- Film poster
- Directed by: Arthur B. Woods
- Written by: Tom Phipps Brock Williams
- Produced by: Irving Asher
- Starring: Glenda Farrell Claude Hulbert
- Cinematography: Basil Emmott
- Production company: First National Pictures
- Distributed by: Warner Bros.
- Release date: September 1937;
- Running time: 81 minutes
- Country: United Kingdom
- Language: English

= You Live and Learn =

1937 film by Arthur B. Woods

You Live and Learn is a lost 1937 British comedy film directed by Arthur B. Woods and starring Glenda Farrell and Claude Hulbert. It was written by Tom Phipps and Brock Williams based on the novel Have You Come for Me? by Norma Patterson. The film was a quota quickie production released by Warner Bros. in September 1937.

== Preservation status ==
The British Film Institute has classed You Live and Learn as a lost film. Its National Archive holds a collection of stills but no film or video materials.

==Plot==
American chorus-girl Mamie Wallace travels to Paris with a ramshackle touring musical revue. The company runs out of money, and it looks as though Mamie and her dancing colleagues are going to be stranded in Europe with no way home. Luckily, she meets a handsome, well-spoken Englishman Peter Millett, who falls in love with her and proposes marriage. Under the impression that he is a man of means, she readily accepts, imagining an entrée to English high society.

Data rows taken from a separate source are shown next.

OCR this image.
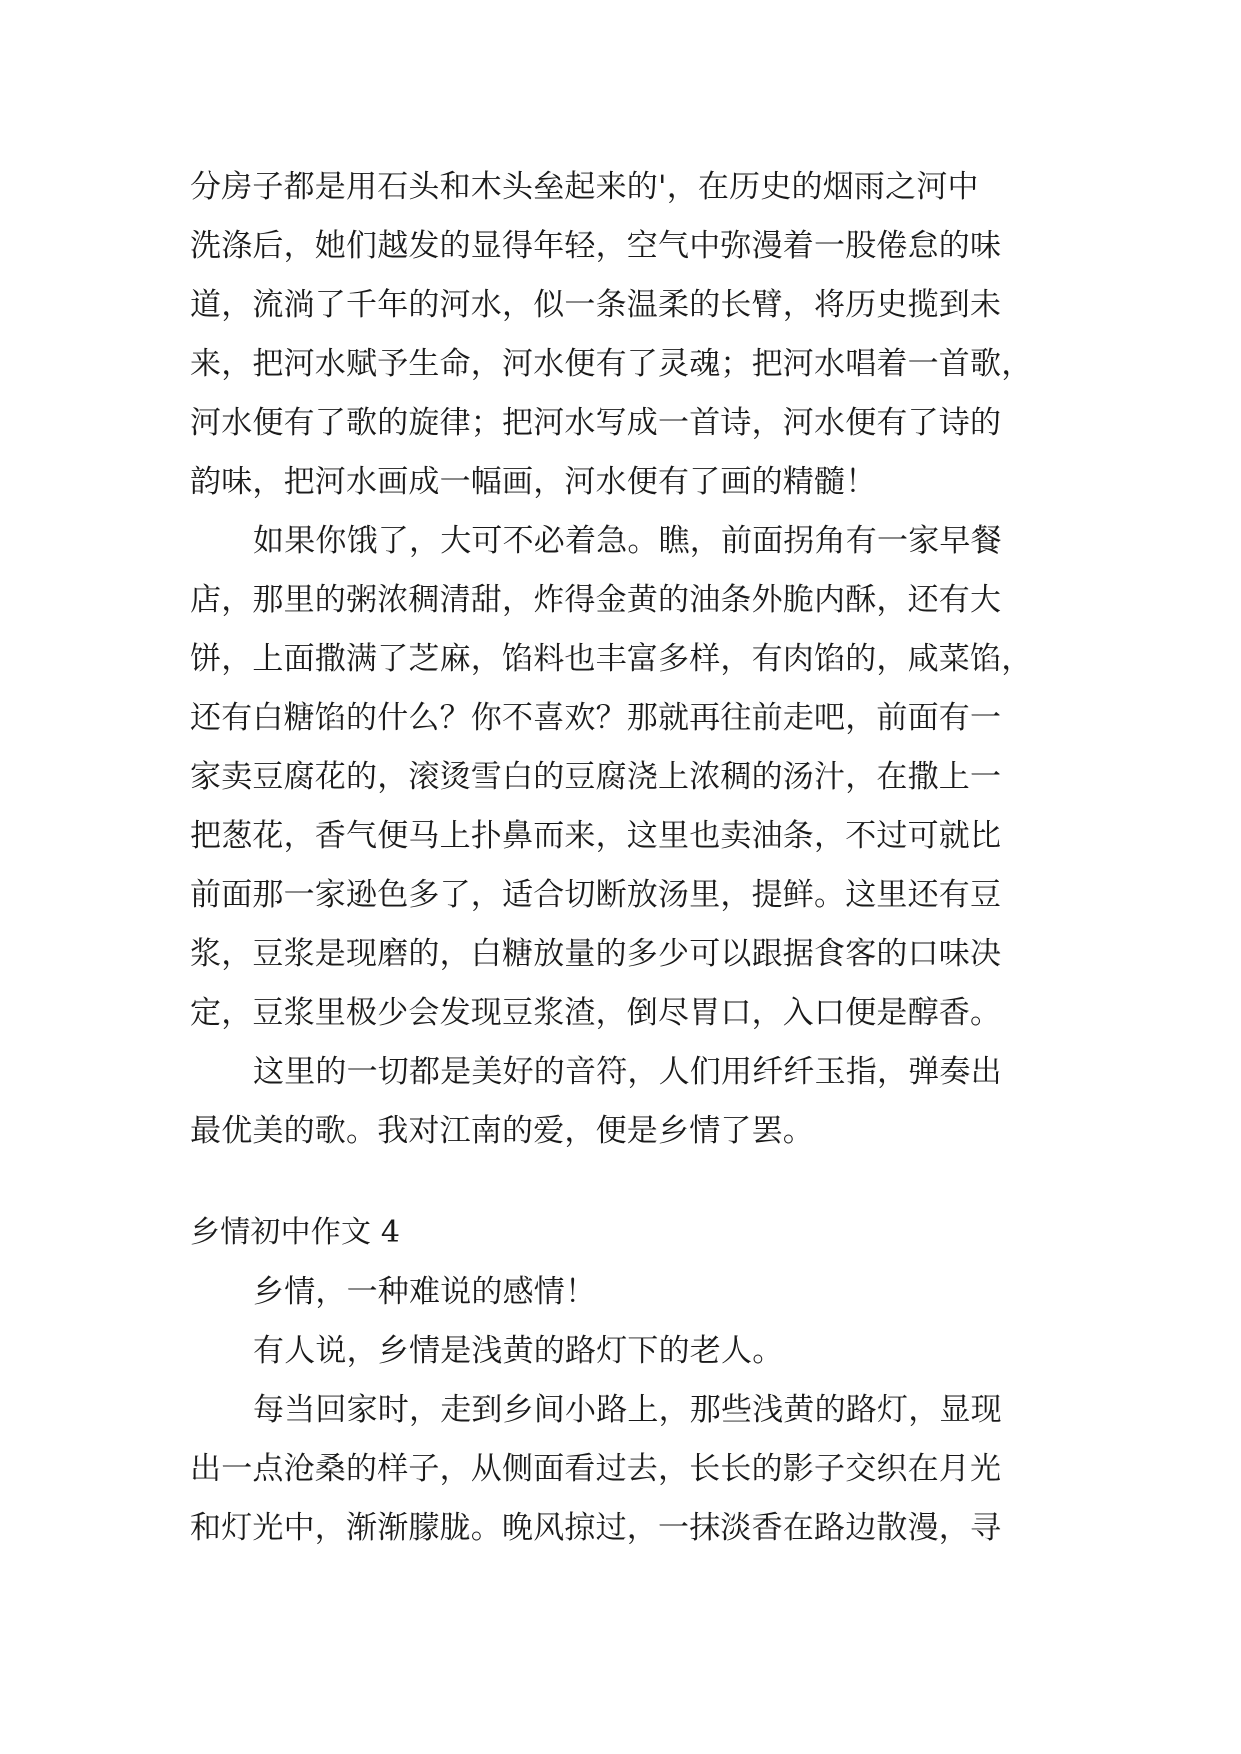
分房子都是用石头和木头垒起来的'，在历史的烟雨之河中
洗涤后，她们越发的显得年轻，空气中弥漫着一股倦怠的味
道，流淌了千年的河水，似一条温柔的长臂，将历史揽到未
来，把河水赋予生命，河水便有了灵魂；把河水唱着一首歌，
河水便有了歌的旋律；把河水写成一首诗，河水便有了诗的
韵味，把河水画成一幅画，河水便有了画的精髓！
如果你饿了，大可不必着急。瞧，前面拐角有一家早餐
店，那里的粥浓稠清甜，炸得金黄的油条外脆内酥，还有大
饼，上面撒满了芝麻，馅料也丰富多样，有肉馅的，咸菜馅，
还有白糖馅的什么？你不喜欢？那就再往前走吧，前面有一
家卖豆腐花的，滚烫雪白的豆腐浇上浓稠的汤汁，在撒上一
把葱花，香气便马上扑鼻而来，这里也卖油条，不过可就比
前面那一家逊色多了，适合切断放汤里，提鲜。这里还有豆
浆，豆浆是现磨的，白糖放量的多少可以跟据食客的口味决
定，豆浆里极少会发现豆浆渣，倒尽胃口，入口便是醇香。
这里的一切都是美好的音符，人们用纤纤玉指，弹奏出
最优美的歌。我对江南的爱，便是乡情了罢。
乡情初中作文 4
乡情，一种难说的感情！
有人说，乡情是浅黄的路灯下的老人。
每当回家时，走到乡间小路上，那些浅黄的路灯，显现
出一点沧桑的样子，从侧面看过去，长长的影子交织在月光
和灯光中，渐渐朦胧。晚风掠过，一抹淡香在路边散漫，寻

The couple return to England, and Mamie discovers to her horror that not only is her new home a decrepit farmhouse out in the sticks, but that Peter is a widower and his three children also come as part of the package. Despite her disappointment, she shows her pluck and spirit by determining not to run away but to stay and make the best of things. However the local villagers are shocked by her city ways and appearance and make it difficult for her to fit in. An additional difficulty reveals itself in the person of local schoolteacher Dot Harris, who has long had an eye on Peter for herself and is now consumed with jealousy and spite, going out of her way to cause trouble for Mamie at every opportunity. However Mamie's good nature and decency are gradually acknowledged, and she triumphs in the end.

==Cast==
- Glenda Farrell as Mamie Wallace
- Claude Hulbert as Peter Millett
- Glen Alyn as Dot Harris
- John Carol as George
- James Stephenson as Sam Brooks
- Arthur Finn as Joseph P. Munro
- George Galleon as Lord Haverstock
- Wallace Evennett as Amos Biddle
- Margaret Yarde as Mrs. Biddle

== Reception ==
The Monthly Film Bulletin wrote: "The story is not without interest and the Anglo-American marriage provides situations which would have been more humorous if they had been made less obviously comic. But the distinctive types of humour represented by Claude Hulbert and Glenda Farrell do not blend well and it is difficult to accept them as a married couple: his Oh-I-Say style becomes vague and meaningless while Glenda Farrell's wisecracks by contrast with it become strident and acrid."

Kine Weekly wrote: "Rustic romantic comedy introducing an Anglo-American team with possibilities in Glenda Farrell and Claude Hulbert. The story is more ingenuous than piquant, but the humour has a homely native quality, and this is widely recognised by the stars and experienced supporting players. Built for the family as well as the crowd, the entertainment on offer should register favourably in the majority of halls."

The Daily Film Renter wrote: "Sound popular comedy of American ex-chorine's life as wife of goofy farmer in remote English village. Scandalmongering, culminating in effort by interfering school ma'am to send children to home, gives dramatic punch to otherwise slight narrative. Truthful village incident, delightful skit of parish social, and compelling climactic court scene. Good stellar portrayals. Worthy laugh proposition for general halls."

Variety wrote: "Simple but pleasing little comedy which is unpretentious and entertaining in its own limited sphere, and should make an acceptable second feature. ... Glenda Farrell gives a good performance as the disillusioned chorine, and Claude Hulbert registers as her nutty husband, though he is foo detached. Youngsters are charmingly played and the remainder of the cast more than satisfactory. Direction is smooth. Slight cutting should improve the tempo."